Polynomial Preconditioning for the Action of the Matrix Square Root and Inverse Square Root
Andreas Frommer, Gustavo Ramirez-Hidalgo, Marcel Schweitzer, Manuel Tsolakis
TL;DR
This work develops polynomial preconditioning to accelerate the action of matrix square roots and inverse square roots within Krylov subspace methods, enabling smaller effective subspaces and reduced storage. By constructing $p(A)=(q(A))^2$ where $q$ approximates $z^{-1/2}$, the preconditioned operator $A(q(A))^2$ becomes better conditioned and accelerates convergence in both Hermitian and non-Hermitian settings.
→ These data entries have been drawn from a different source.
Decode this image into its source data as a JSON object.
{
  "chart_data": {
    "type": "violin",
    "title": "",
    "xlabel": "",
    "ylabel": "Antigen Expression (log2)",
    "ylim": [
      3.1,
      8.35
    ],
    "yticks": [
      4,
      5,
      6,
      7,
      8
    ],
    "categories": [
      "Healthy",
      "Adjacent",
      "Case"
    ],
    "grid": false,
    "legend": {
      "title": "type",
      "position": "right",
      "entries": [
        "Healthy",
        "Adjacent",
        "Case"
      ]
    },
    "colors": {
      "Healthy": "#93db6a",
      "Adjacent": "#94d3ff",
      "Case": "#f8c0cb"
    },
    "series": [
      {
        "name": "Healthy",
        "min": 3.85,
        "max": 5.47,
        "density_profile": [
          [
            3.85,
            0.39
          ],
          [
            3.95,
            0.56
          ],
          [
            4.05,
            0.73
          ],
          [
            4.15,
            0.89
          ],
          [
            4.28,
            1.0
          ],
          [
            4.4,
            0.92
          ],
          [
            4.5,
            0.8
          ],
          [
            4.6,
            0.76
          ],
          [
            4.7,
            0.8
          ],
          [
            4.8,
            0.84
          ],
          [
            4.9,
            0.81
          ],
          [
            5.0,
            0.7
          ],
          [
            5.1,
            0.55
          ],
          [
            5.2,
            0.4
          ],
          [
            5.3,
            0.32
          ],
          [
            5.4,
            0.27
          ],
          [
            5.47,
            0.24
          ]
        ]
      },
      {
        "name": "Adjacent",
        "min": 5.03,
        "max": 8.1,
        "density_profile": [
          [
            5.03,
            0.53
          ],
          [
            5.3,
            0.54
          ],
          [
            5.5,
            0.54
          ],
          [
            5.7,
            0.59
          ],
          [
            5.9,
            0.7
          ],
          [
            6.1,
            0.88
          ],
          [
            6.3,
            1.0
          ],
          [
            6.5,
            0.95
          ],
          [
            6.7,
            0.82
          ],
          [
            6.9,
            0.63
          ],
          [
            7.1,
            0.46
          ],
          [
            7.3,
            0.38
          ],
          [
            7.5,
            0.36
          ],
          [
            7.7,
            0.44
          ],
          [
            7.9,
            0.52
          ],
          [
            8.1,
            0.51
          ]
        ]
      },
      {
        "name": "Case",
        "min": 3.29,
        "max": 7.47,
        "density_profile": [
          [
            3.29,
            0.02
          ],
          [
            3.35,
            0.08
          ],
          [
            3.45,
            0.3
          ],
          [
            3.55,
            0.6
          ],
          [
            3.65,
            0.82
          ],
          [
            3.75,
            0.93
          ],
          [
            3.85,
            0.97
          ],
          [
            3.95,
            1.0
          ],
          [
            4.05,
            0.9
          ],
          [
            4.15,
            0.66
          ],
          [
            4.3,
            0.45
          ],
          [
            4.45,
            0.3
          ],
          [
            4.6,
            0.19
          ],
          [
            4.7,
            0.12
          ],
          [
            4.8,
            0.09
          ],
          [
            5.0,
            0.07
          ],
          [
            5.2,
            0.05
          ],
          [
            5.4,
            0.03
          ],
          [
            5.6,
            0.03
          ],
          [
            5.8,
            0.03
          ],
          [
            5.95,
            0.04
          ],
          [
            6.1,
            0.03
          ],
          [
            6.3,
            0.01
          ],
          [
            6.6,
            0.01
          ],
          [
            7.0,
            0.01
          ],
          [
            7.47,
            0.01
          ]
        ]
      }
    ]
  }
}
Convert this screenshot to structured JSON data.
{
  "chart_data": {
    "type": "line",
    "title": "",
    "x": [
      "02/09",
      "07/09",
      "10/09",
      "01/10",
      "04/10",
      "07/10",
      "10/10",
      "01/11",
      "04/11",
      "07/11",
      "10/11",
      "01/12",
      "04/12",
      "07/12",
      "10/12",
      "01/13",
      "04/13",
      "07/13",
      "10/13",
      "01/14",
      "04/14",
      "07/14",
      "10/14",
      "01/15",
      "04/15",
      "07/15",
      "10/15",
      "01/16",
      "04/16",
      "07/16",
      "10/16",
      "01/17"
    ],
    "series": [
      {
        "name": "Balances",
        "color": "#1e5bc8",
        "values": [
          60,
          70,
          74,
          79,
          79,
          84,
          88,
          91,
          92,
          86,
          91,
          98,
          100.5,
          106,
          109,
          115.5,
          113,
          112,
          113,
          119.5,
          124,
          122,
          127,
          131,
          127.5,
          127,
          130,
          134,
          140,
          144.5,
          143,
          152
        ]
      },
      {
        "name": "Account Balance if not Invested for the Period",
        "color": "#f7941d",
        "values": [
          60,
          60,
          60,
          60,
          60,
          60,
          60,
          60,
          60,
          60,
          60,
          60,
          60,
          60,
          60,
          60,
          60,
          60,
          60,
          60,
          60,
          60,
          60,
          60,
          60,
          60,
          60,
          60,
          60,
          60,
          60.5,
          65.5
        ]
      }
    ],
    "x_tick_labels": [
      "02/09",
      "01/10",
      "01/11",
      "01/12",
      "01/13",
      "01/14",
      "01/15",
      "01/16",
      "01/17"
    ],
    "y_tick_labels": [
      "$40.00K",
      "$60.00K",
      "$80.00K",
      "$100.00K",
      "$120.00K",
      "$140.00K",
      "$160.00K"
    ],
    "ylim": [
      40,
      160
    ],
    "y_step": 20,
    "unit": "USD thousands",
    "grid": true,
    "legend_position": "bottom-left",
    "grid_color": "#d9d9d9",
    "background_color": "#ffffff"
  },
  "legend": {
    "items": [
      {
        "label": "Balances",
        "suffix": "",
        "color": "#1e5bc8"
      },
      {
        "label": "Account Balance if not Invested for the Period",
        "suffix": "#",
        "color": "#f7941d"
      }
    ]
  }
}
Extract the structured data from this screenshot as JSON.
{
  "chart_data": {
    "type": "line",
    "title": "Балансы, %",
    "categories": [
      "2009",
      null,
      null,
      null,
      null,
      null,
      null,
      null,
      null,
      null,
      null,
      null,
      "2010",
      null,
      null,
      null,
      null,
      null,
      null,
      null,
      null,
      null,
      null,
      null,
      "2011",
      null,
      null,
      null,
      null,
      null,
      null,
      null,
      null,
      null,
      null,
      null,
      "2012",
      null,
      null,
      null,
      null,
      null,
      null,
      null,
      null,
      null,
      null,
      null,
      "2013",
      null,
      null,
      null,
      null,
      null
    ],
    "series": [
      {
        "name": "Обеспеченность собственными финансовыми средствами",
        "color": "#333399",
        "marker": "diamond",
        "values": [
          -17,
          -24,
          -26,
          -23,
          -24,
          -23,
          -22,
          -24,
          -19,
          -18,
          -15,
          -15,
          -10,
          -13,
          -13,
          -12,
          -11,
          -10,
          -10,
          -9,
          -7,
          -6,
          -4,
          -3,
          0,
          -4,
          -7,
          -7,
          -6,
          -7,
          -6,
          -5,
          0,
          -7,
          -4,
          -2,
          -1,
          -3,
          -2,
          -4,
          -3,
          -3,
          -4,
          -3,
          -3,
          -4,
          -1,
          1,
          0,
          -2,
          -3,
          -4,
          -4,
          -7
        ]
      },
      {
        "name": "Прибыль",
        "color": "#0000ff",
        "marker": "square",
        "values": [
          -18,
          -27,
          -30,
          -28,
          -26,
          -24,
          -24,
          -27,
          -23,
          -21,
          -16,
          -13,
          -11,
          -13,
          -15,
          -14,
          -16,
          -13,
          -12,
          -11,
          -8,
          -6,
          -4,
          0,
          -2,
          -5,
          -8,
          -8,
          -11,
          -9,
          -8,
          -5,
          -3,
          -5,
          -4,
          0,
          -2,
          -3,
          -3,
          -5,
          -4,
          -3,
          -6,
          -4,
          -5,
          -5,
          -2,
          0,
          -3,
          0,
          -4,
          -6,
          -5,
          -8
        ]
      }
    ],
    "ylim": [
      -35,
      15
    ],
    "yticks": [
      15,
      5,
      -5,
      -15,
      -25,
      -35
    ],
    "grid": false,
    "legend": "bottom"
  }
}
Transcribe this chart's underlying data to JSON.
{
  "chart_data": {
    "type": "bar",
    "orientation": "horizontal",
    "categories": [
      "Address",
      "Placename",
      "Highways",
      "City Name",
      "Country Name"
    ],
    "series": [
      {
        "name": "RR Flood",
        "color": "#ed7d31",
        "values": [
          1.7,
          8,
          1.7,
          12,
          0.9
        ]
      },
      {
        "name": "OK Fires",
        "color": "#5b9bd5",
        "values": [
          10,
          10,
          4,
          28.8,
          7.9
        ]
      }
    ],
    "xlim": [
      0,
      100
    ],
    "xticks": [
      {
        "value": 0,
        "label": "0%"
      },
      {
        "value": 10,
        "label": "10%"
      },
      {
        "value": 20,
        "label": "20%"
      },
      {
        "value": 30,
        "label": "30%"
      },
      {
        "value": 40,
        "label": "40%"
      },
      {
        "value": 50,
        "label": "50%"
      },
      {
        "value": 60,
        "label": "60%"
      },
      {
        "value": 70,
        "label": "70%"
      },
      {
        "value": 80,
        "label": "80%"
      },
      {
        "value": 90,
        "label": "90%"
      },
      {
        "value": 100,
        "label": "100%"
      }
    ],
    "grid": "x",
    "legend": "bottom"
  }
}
The authors propose multiple polynomial construction strategies—including Chebyshev expansions, Ritz-value interpolation, and contour-based error minimization—and provide spectral conditioning analyses with extensive numerical demonstrations on Poisson, lattice QCD, and graph Laplacian problems. The results indicate substantial speedups and storage savings over restarting or sketching approaches, highlighting the practical impact for large-scale scientific computing and data-analysis tasks involving matrix square roots and inverse square roots. The framework also clarifies branch considerations for the square root and outlines pathways to extend polynomial preconditioning to broader matrix-function computations.
Abstract
While preconditioning is a long-standing concept to accelerate iterative methods for linear systems, generalizations to matrix functions are still in their infancy. We go a further step in this direction, introducing polynomial preconditioning for Krylov subspace methods which approximate the action of the matrix square root and inverse square root on a vector. Preconditioning reduces the subspace size and therefore avoids the storage problem together with -- for non-Hermitian matrices -- the increased computational cost per iteration that arises in the unpreconditioned case. Polynomial preconditioning is an attractive alternative to current restarting or sketching approaches since it is simpler and computationally more efficient. We demonstrate this for several numerical examples.